Shinto shrine in Mie Prefecture, Japan

Yūki Shrine (結城神社, Yūki jinja) is a Shinto shrine located in the city of Tsu, Mie Prefecture, Japan. Its main festival is held annually on May 1, 2 and 3. It is one of the Fifteen Shrines of the Kenmu Restoration.

==History==
Yūki Munehiro (1266 – 1339) was a vassal of the Kamakura shogunate who had been entrusted with southern Mutsu Province and was castellan of Shirakawa Castle He was dispatched by Hōjō Takatoki to Kyoto in 1331 during the Genkō War, but subsequently defected to the side of Emperor Go-Daigo. He returned as one of Nitta Yoshisada's generals during the 1333 Battle of Kamakura to overthrow the Hōjō. Following the Kenmu Restoration, he served alongside Kusunoki Masashige as an aide to Emperor Go-Daigo and assisted Kitabatake Akiie conquer Mutsu Province. When Ashikaga Takauji rebelled against Emperor Go-Daigo, he led the army which retook Kyoto from the Ashikaga in 1336 and was awarded a sword from the emperor. However, in 1338 Ashikaga Takauji retook Kyoto, and Yūki Munehiro was forced to flee to Yoshino, Nara where Emperor Go-Daigo had established the Southern Court. He subsequently crossed into Ise Province and attempted to take a boat back to Mutsu to rally his forces against the Ashikaga, but was shipwrecked and died. In 1824, Tōdō Takasawa, the daimyō of Tsu Domain erected a small shrine on the site of his grave.
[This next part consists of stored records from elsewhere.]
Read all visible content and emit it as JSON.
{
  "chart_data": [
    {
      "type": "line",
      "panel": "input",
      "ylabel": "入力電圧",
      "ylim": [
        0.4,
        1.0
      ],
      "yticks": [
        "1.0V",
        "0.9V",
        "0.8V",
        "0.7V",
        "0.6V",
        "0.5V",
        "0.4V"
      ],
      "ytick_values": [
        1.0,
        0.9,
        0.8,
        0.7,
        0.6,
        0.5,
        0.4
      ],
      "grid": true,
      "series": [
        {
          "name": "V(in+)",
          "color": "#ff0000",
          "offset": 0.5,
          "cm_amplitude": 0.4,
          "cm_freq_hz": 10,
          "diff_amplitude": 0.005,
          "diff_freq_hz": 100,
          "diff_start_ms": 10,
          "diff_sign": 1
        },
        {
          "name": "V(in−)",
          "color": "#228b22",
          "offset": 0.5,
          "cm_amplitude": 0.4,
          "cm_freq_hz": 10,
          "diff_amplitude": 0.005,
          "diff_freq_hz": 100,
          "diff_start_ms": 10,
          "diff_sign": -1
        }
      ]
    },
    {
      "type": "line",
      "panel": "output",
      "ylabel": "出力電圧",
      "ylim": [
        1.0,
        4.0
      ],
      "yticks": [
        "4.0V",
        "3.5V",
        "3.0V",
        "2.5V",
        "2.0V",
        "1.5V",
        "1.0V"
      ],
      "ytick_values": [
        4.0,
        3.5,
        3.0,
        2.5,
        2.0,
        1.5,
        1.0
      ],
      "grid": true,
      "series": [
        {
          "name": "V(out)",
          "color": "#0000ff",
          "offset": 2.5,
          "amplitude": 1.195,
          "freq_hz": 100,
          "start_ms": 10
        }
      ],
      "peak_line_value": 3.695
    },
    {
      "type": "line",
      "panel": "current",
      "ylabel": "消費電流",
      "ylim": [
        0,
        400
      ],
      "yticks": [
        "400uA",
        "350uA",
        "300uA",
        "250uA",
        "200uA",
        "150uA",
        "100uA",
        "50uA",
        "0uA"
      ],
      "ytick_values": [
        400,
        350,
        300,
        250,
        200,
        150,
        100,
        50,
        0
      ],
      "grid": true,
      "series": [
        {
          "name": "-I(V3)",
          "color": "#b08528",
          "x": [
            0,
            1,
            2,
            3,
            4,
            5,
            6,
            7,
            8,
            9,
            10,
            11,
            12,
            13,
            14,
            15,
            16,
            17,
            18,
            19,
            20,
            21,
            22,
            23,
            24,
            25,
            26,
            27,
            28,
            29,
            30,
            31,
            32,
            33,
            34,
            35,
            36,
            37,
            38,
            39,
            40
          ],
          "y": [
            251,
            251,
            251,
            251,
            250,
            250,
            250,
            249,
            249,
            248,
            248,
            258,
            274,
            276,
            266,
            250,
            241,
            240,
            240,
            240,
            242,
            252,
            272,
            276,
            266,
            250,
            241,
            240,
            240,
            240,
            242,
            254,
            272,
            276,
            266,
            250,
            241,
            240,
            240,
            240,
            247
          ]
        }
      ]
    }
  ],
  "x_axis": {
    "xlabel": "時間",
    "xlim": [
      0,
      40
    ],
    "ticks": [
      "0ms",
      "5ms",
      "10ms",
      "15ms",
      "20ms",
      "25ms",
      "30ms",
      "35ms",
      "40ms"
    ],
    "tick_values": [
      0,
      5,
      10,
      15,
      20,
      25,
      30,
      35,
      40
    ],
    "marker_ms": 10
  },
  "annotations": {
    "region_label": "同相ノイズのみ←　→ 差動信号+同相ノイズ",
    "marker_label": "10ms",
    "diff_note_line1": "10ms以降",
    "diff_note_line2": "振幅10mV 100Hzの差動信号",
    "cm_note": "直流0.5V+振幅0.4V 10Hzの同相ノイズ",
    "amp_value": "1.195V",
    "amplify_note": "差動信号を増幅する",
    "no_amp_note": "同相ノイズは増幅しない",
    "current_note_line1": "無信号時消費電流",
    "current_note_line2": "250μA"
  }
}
Following the Meiji Restoration and the establishment of State Shinto, the Meiji government wished to sponsor patriotism by recalling the events and people of the previous Kenmu Restoration. Yūki Shrine was given the official status of a village shrine in 1879 under the Modern system of ranked Shinto shrines. Emperor Meiji visited Mie Prefecture the following year and made an offering of 200 Yen to the shrine. The shrine was promoted to special status in 1882 as one of the "Fifteen Shrines of the Kenmu Restoration".

The shrine was burned down in July 1945 during World War II, and was reconstructed in the late 1950s. It is located approximately one kilometer southeast of Akogi Station on the Kisei Main Line.